We used the Maximum Entropy v.3.4.1 (MaxEnt) algorithm (Elith et al., 2011) to generate the modeled geographic distributions of each selected species. MaxEnt models comprise a probability distribution in which each grid cell predicts the suitability of conditions for each species (Elith et al., 2011). MaxEnt is a widely tested and robust algorithm for modeling species distributions, particularly when occurrence data is limited to presence-only records. Its ability to estimate probability distributions based on environmental constraints makes it well-suited for our dataset, ensuring reliable predictions even with sparse or incomplete occurrence data. Additionally, MaxEnt’s regularization techniques help prevent overfitting, making it an appropriate choice for capturing the ecological niches of the studied species while maintaining model generalizability.
The model was implemented using the maxent() function, with the following parameters:
model - maxent(predictors_current, sp.occ, args=c("-J","-P","randomtestpoints=25","replicates=10","replicatetype=bootstrap","randomseed"), path="Results")
model.repcurrent - predict(model,predictorscurrent)
model.meancurrent - mean(model.repcurrent)
writeRaster(model.meancurrent,filename="Results/currentrep.img",overwrite=TRUE,format="HFA")

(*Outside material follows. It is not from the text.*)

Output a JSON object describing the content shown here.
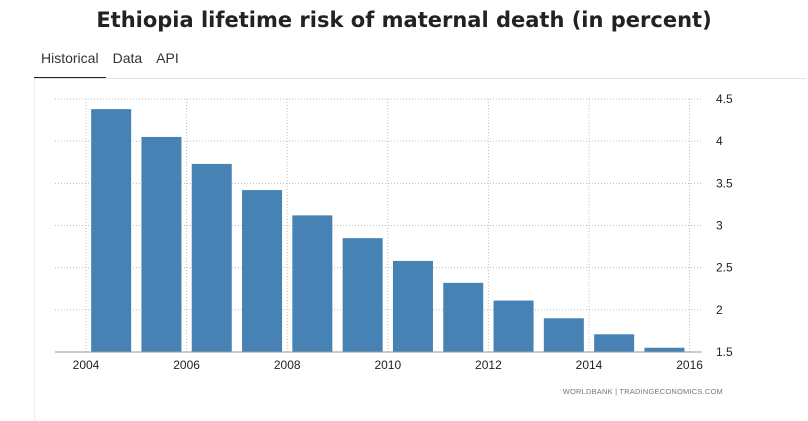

predictors_current: The current climatic and topographic predictor variables used to model the species distribution (temporal range of 1970–2000; cropped to the rectangular region: Longitude: -81.2083° W to -56.7500° W, and Latitude: -32.5000° S to 16.2917° N).
sp.occ: The species occurrence data collected.
args: A set of additional arguments passed to the MaxEnt model:
-J: This option activates the Jackknife technique, which is used to assess the contribution of each predictor variable to the model's performance. It runs the model multiple times, each time excluding one predictor variable, to evaluate the effect of each variable on the model’s accuracy. This helps in understanding the relative importance of each variable in predicting species distribution.
-P: This option instructs MaxEnt to fill in missing values (i.e., raster cells without data) with zeros. This ensures that missing data does not affect the modeling process and helps maintain the integrity and completeness of the analysis.
randomtestpoints=25: Defines the number of random test points to be used for model evaluation.
replicates=10: Specifies the number of bootstrap replicates used for model validation.
replicatetype=bootstrap: Indicates that bootstrap sampling is used to create replicates.
randomseed: Ensures the model’s reproducibility by setting a fixed random seed for consistent results.
Next, the predict() function was applied to the MaxEnt model (model) using the predictorscurrent variables to generate species distribution predictions. The resulting predictions were stored in the object model.repcurrent.
The mean of the predictions across the 10 bootstrap replicates was calculated and stored in model.mean_current.
The averaged prediction (model.meancurrent) was then saved as a raster file (currentrep.img) in the specified format (HFA), with the option to overwrite any existing file.